Markup is any system of
distinguishing one segment
of text from other segments
which imposes an order on
the underlying byte stream.
There are several different
types of markup, ranging
from the most
appearance-oriented
(physical) to the most
structure-oriented (logical):
(Coombs, Renear, and DeRose 1987)
:
- Punctuational
- Punctuational markup includes
commas, dashes, and semicolons.
We often think of these as
an integral part of text,
but some ancient languages
were written without any
punctuation whatsoever, including
spaces.
- Presentational
- Presentational markup
includes horizontal and vertical
spacing such as page breaks,
double line spacing, and indentation.
Presentational markup is what is
generated with a mechanical
or electric typewriter.
- Procedural
- Procedural markup takes the
form of instructions to a computer
program that will then generate
presentational and/or punctuational
markup. Languages such as TEX
and Postscript are often considered
procedural markup languages.
- Descriptive
- Descriptive markup concerns
the logical structure of a document
rather than its appearance.
Descriptive markup is designed
to be easy for both people and
computers to read and understand.
User-defined styles in
word processors can be used for
descriptive markup.
- Metamarkup
- Languages that can generate
various types of descriptive
markup are considered "metamarkup"
languages.
Standard Generalized Markup Language (SGML)
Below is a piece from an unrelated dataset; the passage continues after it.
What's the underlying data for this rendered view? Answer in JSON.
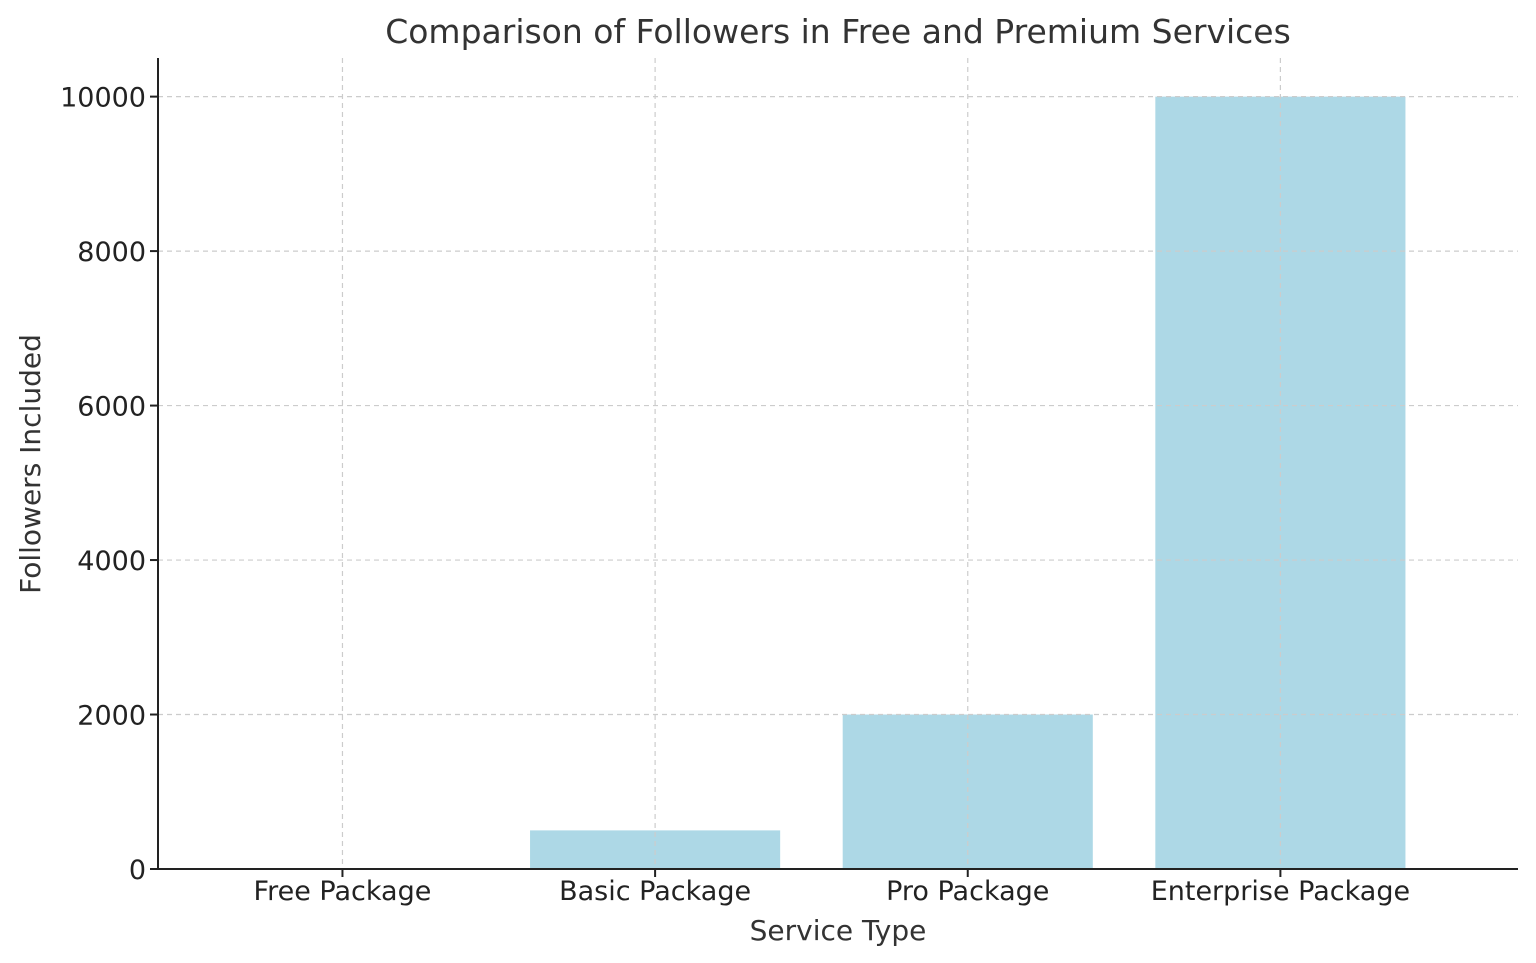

is probably the best example in this
category.
These types of markup are not
exclusive. Punctuational and
presentational markup are somewhat
independent, but one can often serve
as a substitute for the other (such
as when lists separated by commas
are replaced by bulleted lists.)
Procedural markup can produce
all of the effects on the page
that descriptive markup can,
but it loses (theoretically
irrecoverably) the information
about the logical structure
of the document provided
by descriptive markup.
With metamarkup, you can
generate specific markup
languages that will meet
particular needs.
Even though punctuational
and presentational markup could be
replaced with appropriate descriptive
markup generated by metamarkup,
it is hard to imagine
people actually encoding sentences
as
<sentence>the name of my dog is
<propernoun>rover</propernoun>
</sentence>
even if computer processing would be
easier as a result.
If we ever do get to that point
it is just one step away from writing
completely in terms of the logical
significance of the document;
such documents might look like
<sentence><defnarticle>
<name1><of3><pronounfirstsingposs>
<canine2informal><tobe>
<propernoun>rover</propernoun>
</sentence>
where the only remaining text
is text that refers to items
not yet represented inside the computer,
such as my dog Rover.
A more likely
alternative is that the "period" key
on the keyboard would actually generate
a <sentence></sentence> pair,
but even that remains unlikely for
the near future. Punctuational
markup at least will be with us for
a while.
There is another category of markup,
referential markup, that "refers to
entities external to the document"
(Coombs, Renear, and DeRose 1987)
but it describes a different aspect
of markup than the previously
listed categories. Referential markup
is the basis of hypertext.